BERLIN - Depuis début avril, la polémique enfle autour de l’exposition « De l’Allemagne, 1800-1939. De Friedrich à Beckmann », présentée au Musée du Louvre (lire p. 10). Comme le souligne le quotidien Die Welt, l’exposition devait aider les Français à mieux comprendre « nos amis allemands » à travers le prisme de l’art. Die Welt souligne a contrario que l’exposition « qui devait nous unir conduit à présent à la querelle ». Tout avait pourtant bien commencé, fin mars, avec une série de critiques positives, en particulier celle de Joseph Hanimann publiée dans le quotidien Süddeutsche Zeitung : « La nation guerrière a de la culture. » Si le critique d’art relevait certaines carences, notamment l’absence de Karl Friedrich Schinkel, les œuvres étant réservées pour une exposition à Munich, il ajoutait que l’exposition parvenait à montrer l’émergence d’un sentiment national au XIXe siècle tout en évitant les clichés les plus grossiers. Par ailleurs, la plus grande réussite de l’exposition est, pour l’auteur, de « renoncer aux divisions schématiques du classicisme, romantisme, réalisme, expressionnisme », et de ne « tirer aucune ligne droite du romantisme au national-socialisme ». C’est pourtant précisément le reproche fait dans l’article paru le 8 avril dans le quotidien conservateur Frankfurter Allgemeine Zeitung (FAZ), qui expose les désaccords entre l’historien de l’art et co-organisateur de l’exposition Andreas Beyer et le Louvre. Beyer fait grief au musée d’avoir « bricolé sa propre histoire de l’Allemagne à partir du matériel fourni » par le Centre allemand d’histoire de l’art, organisme basé à Paris et dont il est le directeur.

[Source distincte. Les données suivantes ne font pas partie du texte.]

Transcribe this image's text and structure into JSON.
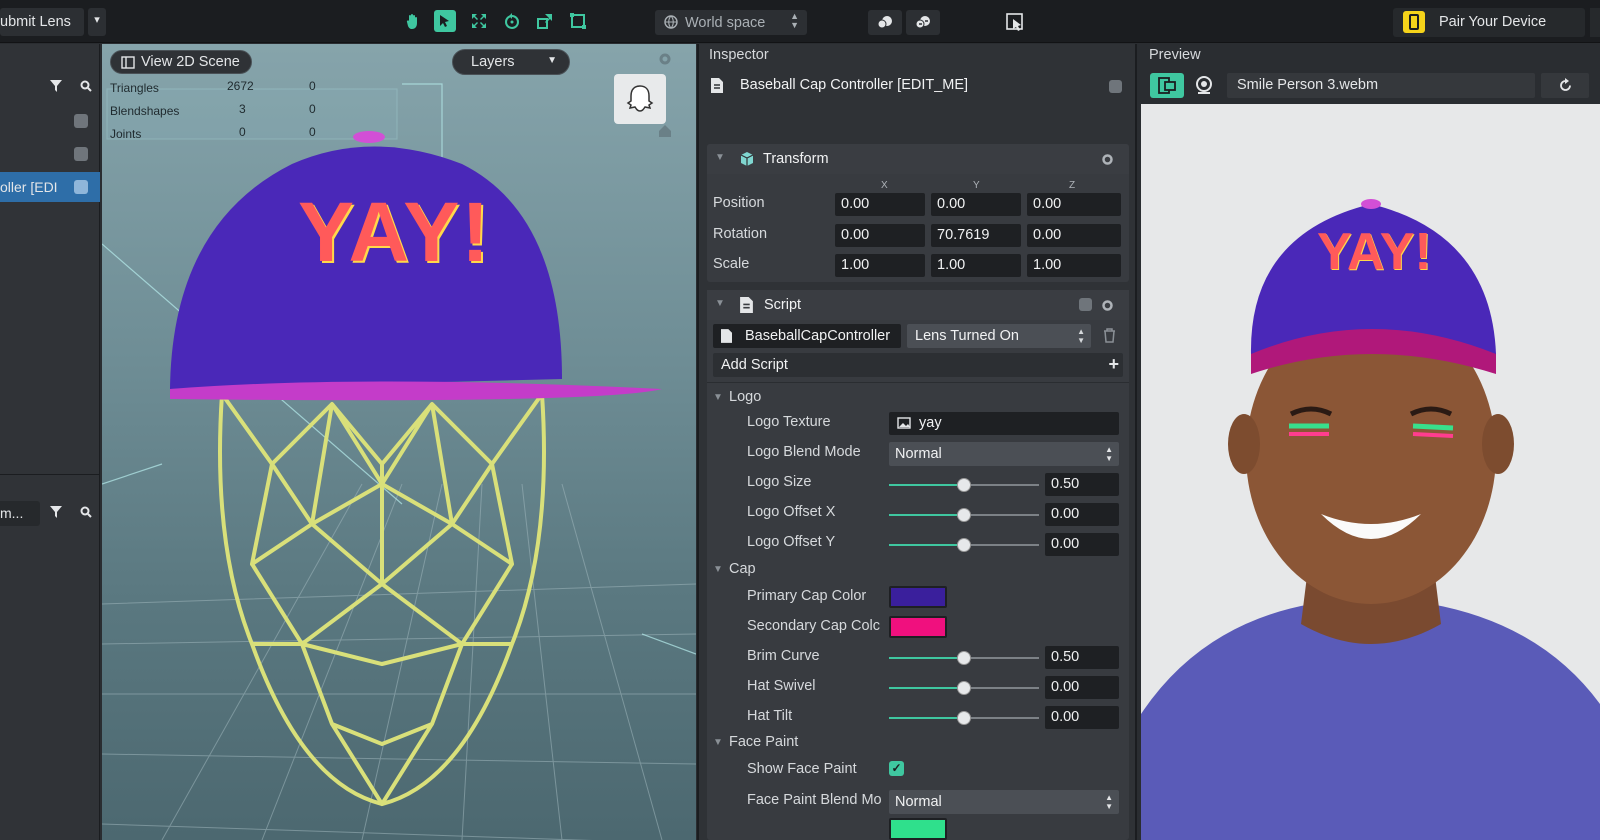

Vers le national-socialisme
Même son de cloche pour l’hebdomadaire Die Zeit, sous la plume d’Adam Soboczynski. Celui-ci précise que le mérite de l’exposition tient à sa nouveauté, au fait d’exposer deux cents œuvres de qualité dont la plupart n’ont jamais été vues en France. Mais pour les apprécier, il faut ignorer purement et simplement les textes de l’exposition, l’audioguide, le livret d’accompagnement ainsi que le dossier de presse ; bref le concept même de l’exposition, selon lequel l’art allemand ne serait depuis Goethe qu’une succession inéluctable d’étapes vers le national-socialisme. L’omission du Bauhaus participerait de cette intention. Il cite ainsi Beyer qui reproche au Louvre sa vision téléologique de l’histoire, et des raccourcis à visée politique, ce qui, « dans le contexte de temps difficiles, risque de mener à une renationalisation des cultures ». « L’art et la politique ne font pas bon ménage », conclut Beyer. Die Zeit a publié dans sa version papier datée du 18 avril la réponse d’Henri Loyrette, l’ancien président-directeur du Musée du Louvre et commissaire général de la manifestation, qui rejette toute intention de réinterprétation de l’histoire à travers l’art. En accompagnement du texte d’Henri Loyrette, un article explique que les pays du sud de l’Europe, convaincus de l’hégémonie économique allemande sur les décisions européennes, n’ont d’autres ressources que d’attaquer l’Allemagne sur le seul terrain de bataille restant, la politique culturelle. Enfin, le FAZ réagit à la lettre d’Henri Loyrette en lui reprochant de ne pas supporter la critique, que celui-ci a immédiatement érigée en francophobie.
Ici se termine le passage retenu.